SUMMARY
The definite integral of the function \(\int\stackrel{tan(8)}{tan(1)}\frac{dx}{x^{2}+1}\) was incorrectly evaluated as 7. The correct evaluation involves recognizing that \(\tan^{-1}(tan(8))\) does not equal 8 due to the periodic nature of the tangent function, specifically that \(\tan^{-1}(tan(θ)) = θ\) only holds when \(-\frac{\pi}{2} < θ < \frac{\pi}{2}\).
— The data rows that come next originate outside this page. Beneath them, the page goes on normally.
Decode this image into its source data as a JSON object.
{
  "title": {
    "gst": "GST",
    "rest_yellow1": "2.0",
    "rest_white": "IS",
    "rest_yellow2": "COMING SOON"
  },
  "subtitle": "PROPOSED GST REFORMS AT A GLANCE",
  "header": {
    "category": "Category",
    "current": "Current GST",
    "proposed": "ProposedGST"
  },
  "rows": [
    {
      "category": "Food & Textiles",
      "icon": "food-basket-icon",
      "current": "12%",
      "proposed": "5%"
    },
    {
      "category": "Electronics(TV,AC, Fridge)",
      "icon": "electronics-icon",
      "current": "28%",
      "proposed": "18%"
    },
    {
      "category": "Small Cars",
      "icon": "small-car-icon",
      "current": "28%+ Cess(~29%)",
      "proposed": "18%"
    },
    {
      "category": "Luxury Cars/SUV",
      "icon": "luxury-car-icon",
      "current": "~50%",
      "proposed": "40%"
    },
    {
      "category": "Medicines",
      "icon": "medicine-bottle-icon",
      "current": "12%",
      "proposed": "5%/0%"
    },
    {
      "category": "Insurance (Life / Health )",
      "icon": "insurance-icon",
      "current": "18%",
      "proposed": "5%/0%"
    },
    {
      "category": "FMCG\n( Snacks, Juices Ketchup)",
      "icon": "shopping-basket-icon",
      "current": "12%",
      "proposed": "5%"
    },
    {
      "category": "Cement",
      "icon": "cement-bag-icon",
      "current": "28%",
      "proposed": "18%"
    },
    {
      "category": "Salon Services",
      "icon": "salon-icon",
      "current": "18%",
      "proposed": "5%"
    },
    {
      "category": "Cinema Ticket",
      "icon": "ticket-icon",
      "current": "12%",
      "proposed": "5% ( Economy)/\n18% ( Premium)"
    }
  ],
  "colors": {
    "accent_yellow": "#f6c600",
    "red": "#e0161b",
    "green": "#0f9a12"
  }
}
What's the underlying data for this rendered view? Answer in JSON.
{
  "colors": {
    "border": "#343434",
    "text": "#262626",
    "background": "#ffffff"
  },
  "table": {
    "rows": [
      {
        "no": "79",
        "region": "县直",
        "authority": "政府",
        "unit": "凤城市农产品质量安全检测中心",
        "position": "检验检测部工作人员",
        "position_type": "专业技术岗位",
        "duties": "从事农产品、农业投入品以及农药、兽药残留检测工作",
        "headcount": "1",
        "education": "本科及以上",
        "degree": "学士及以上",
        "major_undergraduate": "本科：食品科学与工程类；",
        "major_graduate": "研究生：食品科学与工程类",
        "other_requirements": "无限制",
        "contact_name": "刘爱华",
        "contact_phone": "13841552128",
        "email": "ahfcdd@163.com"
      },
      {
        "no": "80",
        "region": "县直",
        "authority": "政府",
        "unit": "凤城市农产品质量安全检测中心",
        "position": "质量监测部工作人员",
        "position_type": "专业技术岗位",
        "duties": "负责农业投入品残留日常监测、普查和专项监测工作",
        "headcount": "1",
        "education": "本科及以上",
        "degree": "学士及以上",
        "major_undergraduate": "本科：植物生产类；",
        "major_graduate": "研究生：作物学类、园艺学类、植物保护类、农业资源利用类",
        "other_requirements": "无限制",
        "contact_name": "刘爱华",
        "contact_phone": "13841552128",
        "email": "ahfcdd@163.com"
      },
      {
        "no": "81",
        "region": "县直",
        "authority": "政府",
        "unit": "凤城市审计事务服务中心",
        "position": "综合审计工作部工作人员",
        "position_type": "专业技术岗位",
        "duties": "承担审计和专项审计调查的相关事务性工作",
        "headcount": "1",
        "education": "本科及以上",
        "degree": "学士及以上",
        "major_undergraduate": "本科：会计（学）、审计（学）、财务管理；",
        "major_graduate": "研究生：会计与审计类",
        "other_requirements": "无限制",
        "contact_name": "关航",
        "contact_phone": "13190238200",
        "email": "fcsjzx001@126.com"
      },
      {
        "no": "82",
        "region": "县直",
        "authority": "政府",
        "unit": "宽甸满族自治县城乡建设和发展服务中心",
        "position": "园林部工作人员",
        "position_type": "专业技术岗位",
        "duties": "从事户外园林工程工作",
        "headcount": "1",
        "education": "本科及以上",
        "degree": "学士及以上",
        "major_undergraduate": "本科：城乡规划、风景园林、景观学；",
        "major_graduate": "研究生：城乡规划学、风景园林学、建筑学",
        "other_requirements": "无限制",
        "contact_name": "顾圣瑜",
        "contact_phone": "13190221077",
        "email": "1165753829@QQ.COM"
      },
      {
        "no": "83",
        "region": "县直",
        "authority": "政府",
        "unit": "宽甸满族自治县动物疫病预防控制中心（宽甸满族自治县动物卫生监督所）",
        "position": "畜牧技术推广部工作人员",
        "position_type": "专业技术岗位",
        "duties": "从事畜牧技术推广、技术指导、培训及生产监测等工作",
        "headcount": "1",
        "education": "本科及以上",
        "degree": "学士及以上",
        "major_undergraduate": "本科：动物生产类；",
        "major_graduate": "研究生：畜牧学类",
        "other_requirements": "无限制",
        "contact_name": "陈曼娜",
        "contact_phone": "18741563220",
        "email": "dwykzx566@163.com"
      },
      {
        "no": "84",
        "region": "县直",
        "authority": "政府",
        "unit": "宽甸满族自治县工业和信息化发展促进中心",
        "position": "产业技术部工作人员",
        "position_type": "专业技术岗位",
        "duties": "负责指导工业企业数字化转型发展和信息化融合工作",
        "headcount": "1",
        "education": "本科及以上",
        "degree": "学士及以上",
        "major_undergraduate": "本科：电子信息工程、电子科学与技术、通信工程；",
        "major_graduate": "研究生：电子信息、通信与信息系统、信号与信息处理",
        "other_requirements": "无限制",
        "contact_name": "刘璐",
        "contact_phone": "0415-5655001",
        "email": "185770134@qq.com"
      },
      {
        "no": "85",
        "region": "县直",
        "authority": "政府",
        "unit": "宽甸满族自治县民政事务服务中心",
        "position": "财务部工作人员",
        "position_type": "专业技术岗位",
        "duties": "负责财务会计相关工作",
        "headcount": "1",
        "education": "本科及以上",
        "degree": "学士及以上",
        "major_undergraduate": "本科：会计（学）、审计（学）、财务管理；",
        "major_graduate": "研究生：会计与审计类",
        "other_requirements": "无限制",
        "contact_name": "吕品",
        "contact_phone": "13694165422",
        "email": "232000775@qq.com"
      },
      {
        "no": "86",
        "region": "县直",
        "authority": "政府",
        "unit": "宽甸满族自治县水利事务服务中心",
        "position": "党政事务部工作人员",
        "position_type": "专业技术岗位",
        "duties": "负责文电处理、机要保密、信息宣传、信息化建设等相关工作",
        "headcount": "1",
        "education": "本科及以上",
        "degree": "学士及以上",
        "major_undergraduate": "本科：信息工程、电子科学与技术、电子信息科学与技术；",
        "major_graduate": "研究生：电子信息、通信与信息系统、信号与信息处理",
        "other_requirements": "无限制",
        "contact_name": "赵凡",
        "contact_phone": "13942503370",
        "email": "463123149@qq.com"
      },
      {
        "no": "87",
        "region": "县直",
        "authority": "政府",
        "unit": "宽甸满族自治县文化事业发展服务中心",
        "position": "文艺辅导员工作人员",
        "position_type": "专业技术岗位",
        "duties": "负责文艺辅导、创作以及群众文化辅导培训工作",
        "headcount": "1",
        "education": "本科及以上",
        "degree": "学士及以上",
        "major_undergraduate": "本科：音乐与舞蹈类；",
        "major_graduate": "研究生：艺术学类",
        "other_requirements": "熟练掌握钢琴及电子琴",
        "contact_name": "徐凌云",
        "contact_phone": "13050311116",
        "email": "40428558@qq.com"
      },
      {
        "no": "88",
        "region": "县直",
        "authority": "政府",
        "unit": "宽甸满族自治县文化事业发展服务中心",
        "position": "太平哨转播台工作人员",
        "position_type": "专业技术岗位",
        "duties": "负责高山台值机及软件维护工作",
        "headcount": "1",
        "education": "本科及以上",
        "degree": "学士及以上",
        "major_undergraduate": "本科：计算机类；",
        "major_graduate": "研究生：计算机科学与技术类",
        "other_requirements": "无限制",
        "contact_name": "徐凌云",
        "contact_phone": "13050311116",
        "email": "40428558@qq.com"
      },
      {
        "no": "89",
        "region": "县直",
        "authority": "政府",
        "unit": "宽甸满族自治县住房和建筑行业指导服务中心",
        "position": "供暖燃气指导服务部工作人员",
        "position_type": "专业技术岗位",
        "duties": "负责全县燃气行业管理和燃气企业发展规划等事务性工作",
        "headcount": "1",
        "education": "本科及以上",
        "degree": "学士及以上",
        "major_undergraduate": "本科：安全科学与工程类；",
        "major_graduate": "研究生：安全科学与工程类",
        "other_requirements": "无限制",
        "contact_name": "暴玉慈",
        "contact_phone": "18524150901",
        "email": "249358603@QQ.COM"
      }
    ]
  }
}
Therefore, the correct evaluation is \(\tan^{-1}(tan(8)) = 8 - 3\pi\) and \(\tan^{-1}(tan(1)) = 1\), leading to the correct result of \(8 - 3\pi - 1\).
PREREQUISITES
- Understanding of definite integrals
- Familiarity with trigonometric functions and their properties
- Knowledge of the inverse tangent function, \(\tan^{-1}(x)\)
- Proficiency in LaTeX for mathematical typesetting
NEXT STEPS
- Study the properties of the inverse tangent function, particularly its range and periodicity
- Learn about evaluating definite integrals involving trigonometric functions
- Explore LaTeX documentation for advanced mathematical typesetting techniques
- Review the concept of periodic functions and their implications in calculus
USEFUL FOR
Students studying calculus, particularly those focusing on integration techniques, as well as educators seeking to clarify the evaluation of definite integrals involving trigonometric functions.